A l’approche des présidentielles du 25 octobre, la victoire quasi certaine du chef de l’Etat Alassane Ouattara confère une atmosphère « sans saveur » à un scrutin peu mobilisateur. Le risque d’une forte abstention et d’un boycott de dernière minute des candidats de l’opposition pourrait fortement discréditer les résultats
« Sans saveur », « sans surprise », voire « maussades ». Décidément, les présidentielles ivoiriennes sont en panne d’inspiration. Donné grand favori du scrutin, possiblement élu dès le premier tour, le président sortant Alassane Ouattara n’aura, à tort ou à raison, ménagé aucun suspense pendant sa campagne.
Un scrutin insipide
Dans les rues de la capitale Abidjan, de rares frémissements agitent péniblement une population déjà convaincue de connaître le vainqueur. Loin, bien loin des ardeurs qui avaient accompagné les élections de 2010 avant de faire sombrer le pays dans une tragique guerre civile. « C’est assez étrange, cette fois, on ne sent rien » déclare un journaliste ivoirien à Abidjan.
Seule l’armada promotionnelle déployée par les principaux candidats en lice rappelle au visiteur qu’un scrutin doit se ternir dimanche. Sur la route de l’aéroport, dans la zone de Port Bouêt, des drapeaux arborant les initiales « KKB » de l’opposant Kouadio Konan Bertin, élu de cette commune chic, flottent au vent tandis qu’un camion sonorisé scande des slogans saturés en sa faveur. Un appareillage qui, comme ceux de tous les candidats, peine à rivaliser avec les gigantesques fresques à l’effigie du chef de l’Etat « ADO » qui tapissent la ville. Bien rodée et omniprésente, cette communication un rien tape-à-l’oeil orchestrée par l’agence Voodoo dont le directeur Fabrice Sawegnon est très bien introduit dans le cercle présidentiel, remporte sans conteste le prix de la visibilité.

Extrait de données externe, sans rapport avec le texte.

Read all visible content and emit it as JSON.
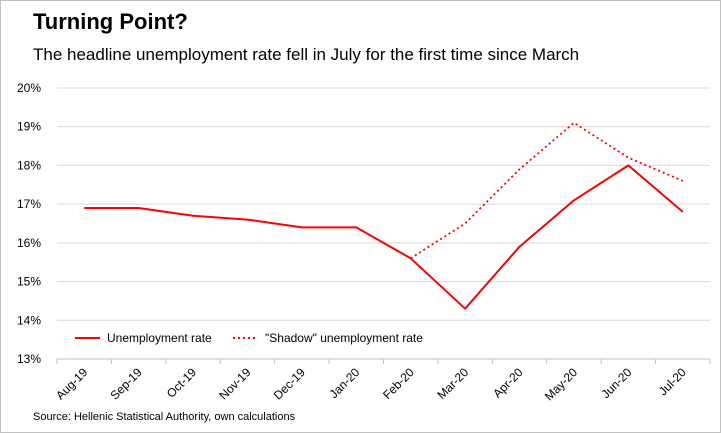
{
  "header": {
    "title": "Turning Point?",
    "subtitle": "The headline unemployment rate fell in July for the first time since March"
  },
  "footer": {
    "source": "Source: Hellenic Statistical Authority, own calculations"
  },
  "colors": {
    "series": "#ff0000",
    "grid": "#d9d9d9",
    "axis": "#bfbfbf"
  },
  "chart_data": {
    "type": "line",
    "title": "Turning Point?",
    "subtitle": "The headline unemployment rate fell in July for the first time since March",
    "categories": [
      "Aug-19",
      "Sep-19",
      "Oct-19",
      "Nov-19",
      "Dec-19",
      "Jan-20",
      "Feb-20",
      "Mar-20",
      "Apr-20",
      "May-20",
      "Jun-20",
      "Jul-20"
    ],
    "series": [
      {
        "name": "Unemployment rate",
        "style": "solid",
        "values": [
          16.9,
          16.9,
          16.7,
          16.6,
          16.4,
          16.4,
          15.6,
          14.3,
          15.9,
          17.1,
          18.0,
          16.8
        ]
      },
      {
        "name": "\"Shadow\" unemployment rate",
        "style": "dotted",
        "values": [
          null,
          null,
          null,
          null,
          null,
          null,
          15.6,
          16.5,
          17.9,
          19.1,
          18.2,
          17.6
        ]
      }
    ],
    "ylim": [
      13,
      20
    ],
    "yticks": [
      "13%",
      "14%",
      "15%",
      "16%",
      "17%",
      "18%",
      "19%",
      "20%"
    ],
    "grid": true,
    "legend_position": "bottom-left",
    "source": "Source: Hellenic Statistical Authority, own calculations"
  }
}
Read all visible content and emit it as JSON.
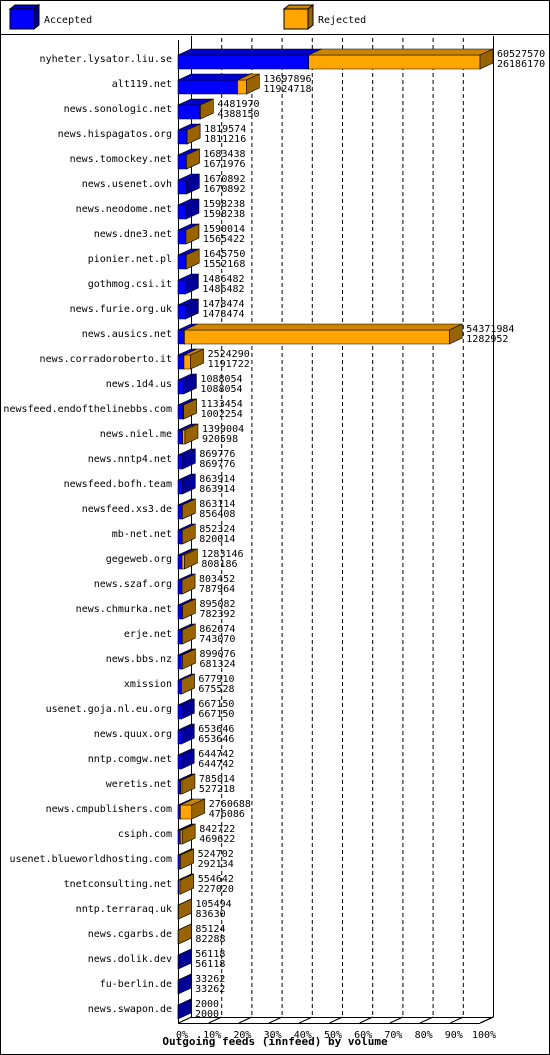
{
  "chart_data": {
    "type": "bar3d",
    "title": "Outgoing feeds (innfeed) by volume",
    "categories": [
      "nyheter.lysator.liu.se",
      "alt119.net",
      "news.sonologic.net",
      "news.hispagatos.org",
      "news.tomockey.net",
      "news.usenet.ovh",
      "news.neodome.net",
      "news.dne3.net",
      "pionier.net.pl",
      "gothmog.csi.it",
      "news.furie.org.uk",
      "news.ausics.net",
      "news.corradoroberto.it",
      "news.1d4.us",
      "newsfeed.endofthelinebbs.com",
      "news.niel.me",
      "news.nntp4.net",
      "newsfeed.bofh.team",
      "newsfeed.xs3.de",
      "mb-net.net",
      "gegeweb.org",
      "news.szaf.org",
      "news.chmurka.net",
      "erje.net",
      "news.bbs.nz",
      "xmission",
      "usenet.goja.nl.eu.org",
      "news.quux.org",
      "nntp.comgw.net",
      "weretis.net",
      "news.cmpublishers.com",
      "csiph.com",
      "usenet.blueworldhosting.com",
      "tnetconsulting.net",
      "nntp.terraraq.uk",
      "news.cgarbs.de",
      "news.dolik.dev",
      "fu-berlin.de",
      "news.swapon.de"
    ],
    "offered": [
      60527570,
      13697896,
      4481970,
      1819574,
      1683438,
      1670892,
      1598238,
      1590014,
      1645750,
      1486482,
      1478474,
      54371984,
      2524290,
      1088054,
      1133454,
      1399004,
      869776,
      863914,
      863114,
      852324,
      1283146,
      803452,
      895082,
      862674,
      899076,
      677910,
      667150,
      653646,
      644742,
      785014,
      2760688,
      842722,
      524702,
      554642,
      105494,
      85124,
      56118,
      33262,
      2000
    ],
    "series": [
      {
        "name": "Accepted",
        "color": "#0000ff",
        "values": [
          26186170,
          11924718,
          4388150,
          1811216,
          1671976,
          1670892,
          1598238,
          1565422,
          1552168,
          1486482,
          1478474,
          1282952,
          1191722,
          1088054,
          1002254,
          920598,
          869776,
          863914,
          856408,
          820014,
          808186,
          787964,
          782392,
          743070,
          681324,
          675528,
          667150,
          653646,
          644742,
          527218,
          476086,
          469622,
          292134,
          227020,
          83630,
          82288,
          56118,
          33262,
          2000
        ]
      },
      {
        "name": "Rejected",
        "color": "#ffa500"
      }
    ],
    "xlim": [
      0,
      100
    ],
    "xticks": [
      {
        "value": 0,
        "label": "0%"
      },
      {
        "value": 10,
        "label": "10%"
      },
      {
        "value": 20,
        "label": "20%"
      },
      {
        "value": 30,
        "label": "30%"
      },
      {
        "value": 40,
        "label": "40%"
      },
      {
        "value": 50,
        "label": "50%"
      },
      {
        "value": 60,
        "label": "60%"
      },
      {
        "value": 70,
        "label": "70%"
      },
      {
        "value": 80,
        "label": "80%"
      },
      {
        "value": 90,
        "label": "90%"
      },
      {
        "value": 100,
        "label": "100%"
      }
    ],
    "grid": true
  }
}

Pour le reste, un mot d’ordre prime : apaisement. Sur la place de la république dans le quartier présidentiel du Plateau, des techniciens installent une estrade destinée à accueillir une cérémonie organisée en l’honneur du chef de l’Etat. Tout débordement doit être évité. Des policiers ont été postés à chaque carrefour au pied des hauts buildings qui surplombent la lagune tandis que des patrouilles circulent toute la journée. Au lancement de la campagne, le ministre de l’intérieur, Hamed Bakayoko, fidèle allié du président de sa puissante épouse Dominique Ouattara, avait annoncé le déploiement de 34 000 hommes mobilisés pour assurer le bon déroulement du processu électoral. Le sombre souvenir des dramatiques émeutes de 2010 qui avaient fait 3000 morts occupe encore tous les esprits. Alassane Ouattara a par ailleurs tout à gagner à endosser l’image d’un président garant d’un scrutin conduit en bon ordre et sans violences. A fortiori s’il l’emporte avec une large avance. Un scénario plus que vraisemblable compte tenu du contexte actuel.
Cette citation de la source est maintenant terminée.